There’s some great corporate satire as Michelle – in her opening scenes – films a diversity video pumping up Auxolith’s overhauled corporate culture. She uses the word "diverse" ad nauseam as she yammers on about a diverse table featuring diverse people with diverse backgrounds, diverse genders and an abundance of diverse ideas. What Michelle wants, though, is a more diverse vocabulary for her presentation.
Auxolith is rebooting its corporate culture after a mysterious incident dents the company’s reputation. Bits and pieces of the controversy are revealed here and there as the action rumbles forward. That tragic situation of testing drugs on humans (featuring Alicia Silverstone as Teddy’s mother in black-and-white flashback segments) directly impacts Teddy’s family.
Part of Auxolith’s new culture is a half-hearted stab at work/life balance as Michelle obnoxiously touts the company’s new sense of employee freedom: nobody should work past 5:30 (unless they have work to do).

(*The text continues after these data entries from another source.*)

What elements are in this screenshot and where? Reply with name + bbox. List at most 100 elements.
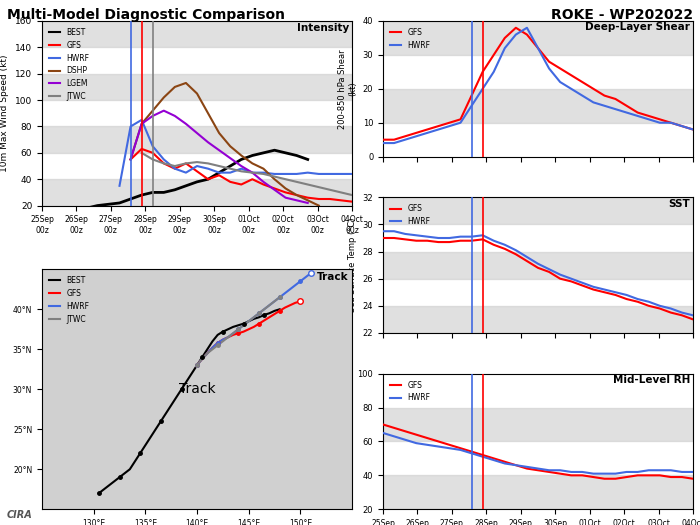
GFS: [489, 242, 498, 248]
GFS: [534, 467, 542, 474]
GFS: [456, 237, 465, 244]
HWRF: [556, 467, 564, 474]
HWRF: [689, 312, 697, 319]
GFS: [434, 123, 442, 129]
GFS: [434, 239, 442, 245]
GFS: [689, 127, 697, 133]
GFS: [622, 474, 631, 480]
Legend: GFS, HWRF: GFS, HWRF: [387, 377, 433, 405]
Text: Deep-Layer Shear: Deep-Layer Shear: [585, 23, 690, 33]
GFS: [534, 265, 542, 271]
GFS: [634, 472, 642, 478]
GFS: [445, 120, 454, 126]
GFS: [390, 136, 398, 143]
GFS: [445, 442, 454, 448]
Bar: [383, 21, 693, 55]
HWRF: [534, 465, 542, 471]
Y-axis label: 700-500 hPa Humidity (%): 700-500 hPa Humidity (%): [343, 386, 352, 497]
HWRF: [634, 296, 642, 302]
GFS: [589, 474, 598, 480]
HWRF: [412, 440, 421, 446]
GFS: [578, 282, 587, 289]
GFS: [390, 235, 398, 241]
GFS: [456, 116, 465, 122]
Bar: [383, 407, 693, 442]
HWRF: [423, 442, 431, 448]
GFS: [600, 289, 608, 296]
HWRF: [622, 469, 631, 475]
HWRF: [512, 32, 520, 38]
Bar: [383, 197, 693, 225]
HWRF: [678, 469, 686, 475]
Y-axis label: 10m Max Wind Speed (kt): 10m Max Wind Speed (kt): [1, 55, 10, 172]
Bar: [383, 251, 693, 279]
HWRF: [489, 69, 498, 75]
GFS: [567, 472, 575, 478]
HWRF: [412, 232, 421, 238]
GFS: [445, 239, 454, 245]
GFS: [456, 445, 465, 452]
HWRF: [656, 467, 664, 474]
Y-axis label: Sea Surface Temp (°C): Sea Surface Temp (°C): [348, 218, 357, 312]
GFS: [512, 251, 520, 257]
GFS: [379, 422, 387, 428]
GFS: [666, 474, 675, 480]
GFS: [489, 52, 498, 58]
GFS: [545, 59, 553, 65]
GFS: [600, 476, 608, 482]
HWRF: [567, 469, 575, 475]
GFS: [401, 428, 410, 434]
GFS: [423, 435, 431, 441]
HWRF: [578, 92, 587, 99]
HWRF: [489, 457, 498, 463]
HWRF: [434, 444, 442, 450]
GFS: [523, 258, 531, 264]
GFS: [678, 312, 686, 319]
Line: GFS: GFS: [383, 28, 693, 140]
GFS: [634, 109, 642, 116]
GFS: [666, 309, 675, 316]
GFS: [656, 116, 664, 122]
HWRF: [468, 102, 476, 109]
HWRF: [656, 120, 664, 126]
HWRF: [401, 437, 410, 443]
HWRF: [622, 292, 631, 298]
HWRF: [500, 242, 509, 248]
GFS: [500, 246, 509, 252]
Line: HWRF: HWRF: [383, 433, 693, 474]
HWRF: [578, 469, 587, 475]
GFS: [523, 465, 531, 471]
Text: Track: Track: [178, 382, 216, 396]
HWRF: [379, 140, 387, 146]
Text: Intensity: Intensity: [297, 23, 349, 33]
Text: Track: Track: [317, 271, 349, 282]
HWRF: [600, 470, 608, 477]
GFS: [468, 237, 476, 244]
GFS: [423, 127, 431, 133]
GFS: [512, 25, 520, 31]
Text: ROKE - WP202022: ROKE - WP202022: [551, 8, 693, 22]
HWRF: [379, 228, 387, 234]
GFS: [500, 459, 509, 465]
GFS: [379, 235, 387, 241]
HWRF: [666, 467, 675, 474]
HWRF: [468, 450, 476, 456]
GFS: [645, 472, 653, 478]
Bar: [42, 127, 352, 153]
GFS: [412, 237, 421, 244]
Bar: [383, 306, 693, 333]
HWRF: [445, 123, 454, 129]
HWRF: [611, 470, 620, 477]
HWRF: [578, 280, 587, 286]
Text: Multi-Model Diagnostic Comparison: Multi-Model Diagnostic Comparison: [7, 8, 285, 22]
HWRF: [589, 284, 598, 290]
Line: HWRF: HWRF: [383, 28, 693, 143]
HWRF: [512, 462, 520, 468]
HWRF: [445, 235, 454, 241]
HWRF: [456, 234, 465, 240]
Legend: BEST, GFS, HWRF, JTWC: BEST, GFS, HWRF, JTWC: [46, 273, 92, 327]
Text: SST: SST: [668, 198, 690, 208]
HWRF: [645, 467, 653, 474]
GFS: [478, 452, 486, 458]
HWRF: [423, 130, 431, 136]
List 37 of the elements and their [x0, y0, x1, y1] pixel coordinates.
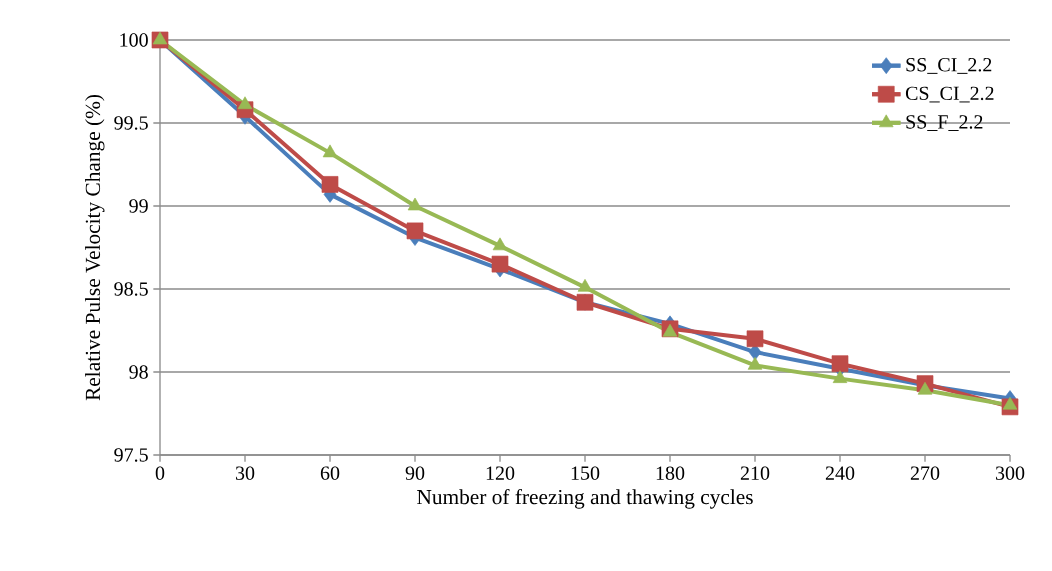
x-tick-label: 300	[995, 466, 1025, 480]
x-tick-label: 60	[320, 466, 340, 480]
y-tick-label: 99	[129, 199, 148, 213]
legend-label: SS_F_2.2	[906, 115, 983, 132]
x-tick-label: 120	[486, 466, 515, 480]
point	[831, 355, 849, 373]
y-axis-title: Relative Pulse Velocity Change (%)	[85, 94, 105, 401]
legend-label: SS_CI_2.2	[906, 58, 992, 74]
y-tick-label: 100	[120, 33, 148, 47]
point	[492, 237, 508, 251]
x-tick-label: 150	[571, 466, 600, 480]
point	[746, 330, 764, 348]
point	[491, 255, 509, 273]
point	[321, 176, 339, 193]
point	[832, 370, 848, 383]
x-tick-label: 0	[155, 466, 165, 480]
legend-label: CS_CI_2.2	[905, 86, 994, 103]
point	[406, 222, 424, 240]
point	[152, 31, 168, 45]
y-tick-label: 99.5	[114, 116, 148, 130]
x-tick-label: 210	[740, 466, 770, 480]
point	[917, 381, 933, 395]
y-tick-label: 97.5	[114, 448, 148, 462]
point	[237, 96, 253, 110]
y-tick-label: 98	[129, 365, 148, 379]
x-tick-label: 90	[405, 466, 425, 480]
y-tick-label: 98.5	[114, 282, 148, 296]
x-axis-title: Number of freezing and thawing cycles	[417, 489, 753, 509]
x-tick-label: 30	[235, 466, 255, 480]
point	[577, 279, 593, 292]
x-tick-label: 180	[656, 466, 685, 480]
point	[1002, 396, 1018, 410]
x-tick-label: 240	[825, 466, 855, 480]
point	[407, 197, 423, 211]
point	[747, 357, 763, 370]
x-tick-label: 270	[910, 466, 940, 480]
point	[322, 144, 338, 158]
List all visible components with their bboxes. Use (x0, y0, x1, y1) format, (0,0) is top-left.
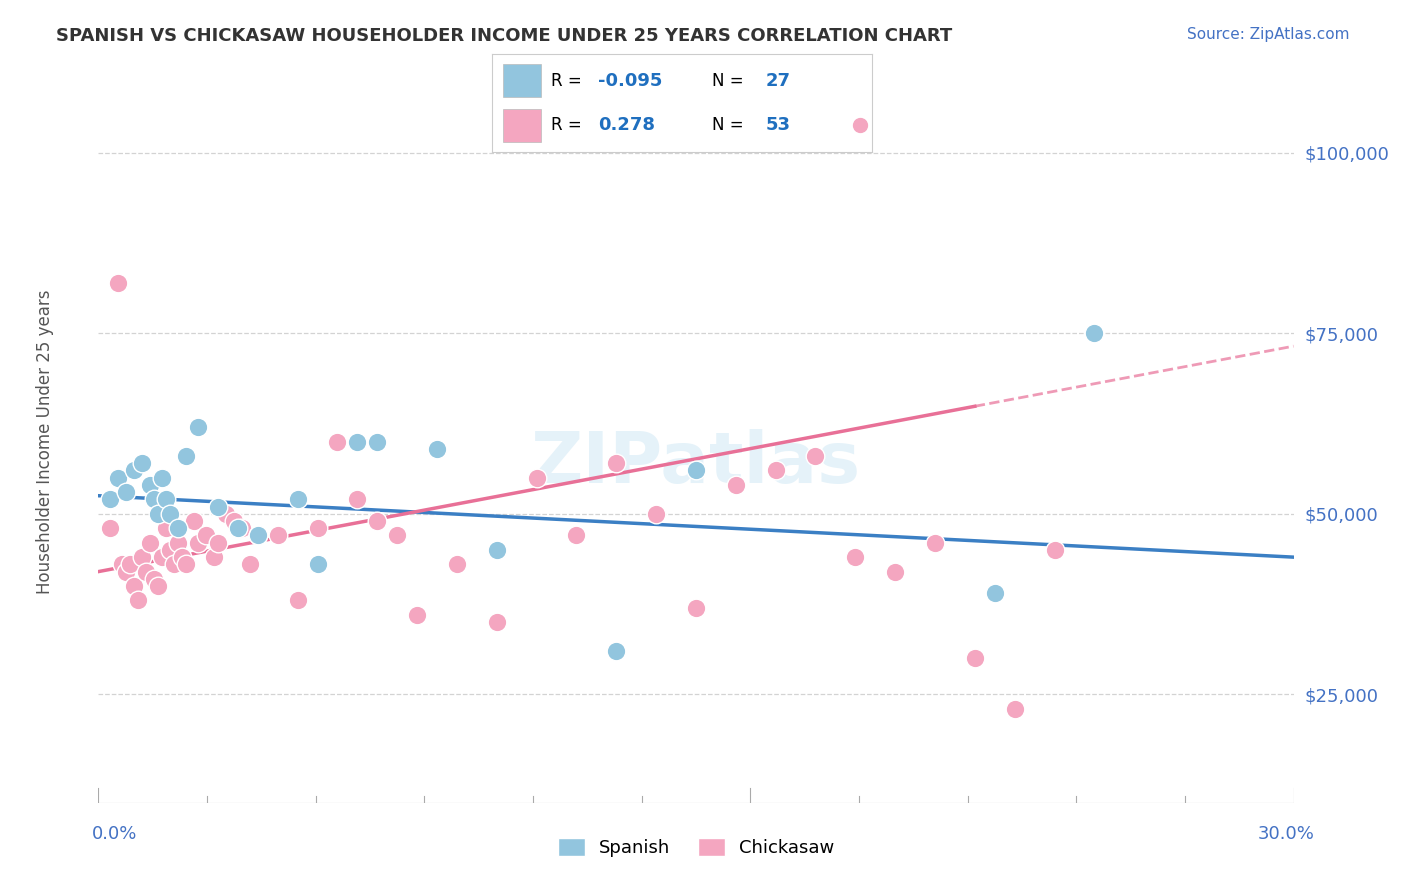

Feel free to leave early unless – you know – you have work to do. Quotas are still to be kept, after all.
But take time off if you need it.
But get yer work done.
We Are Not Alone
As the corporate scandal is revealed and Teddy’s madness is called into question, Bugonia reaches clarity while pulling off some unexpected wild turns. In the wrong hands, this material would sour quickly. Instead, the combo of Lanthimos, Stone and Plemons pulls it off in a victory for fresh storytelling.
This writer called out "verisimilitude" as the word of the summer while digesting the mixed bag of major releases, including F1: The Movie, the live-action remake of How to Train Your Dragon and the latest iteration of Superman.
As a rebuttal to Teddy’s assertions she’s an alien, Michelle takes the mocking route, commenting on her own low-rent human behaviors and appearance: "the verisimilitude is probably not at the level you’re looking for."
Bugonia’s verisimilitude is a Dali-esque view of the world. Wildly imaginative and open to loads of interpretation, the story melds solid dramatic elements with vibrantly imaginative situations. Toward the end, the action goes absurdist with a twisted thread involving a jug of antifreeze that could’ve upended the movie.
Instead, it illustrates the dangers of bad information and the willingness of people to act on it without a second thought. Throw in a random lack of vigilance giving way to a horrific outcome and the result is a deft mix of tragedy and comedy.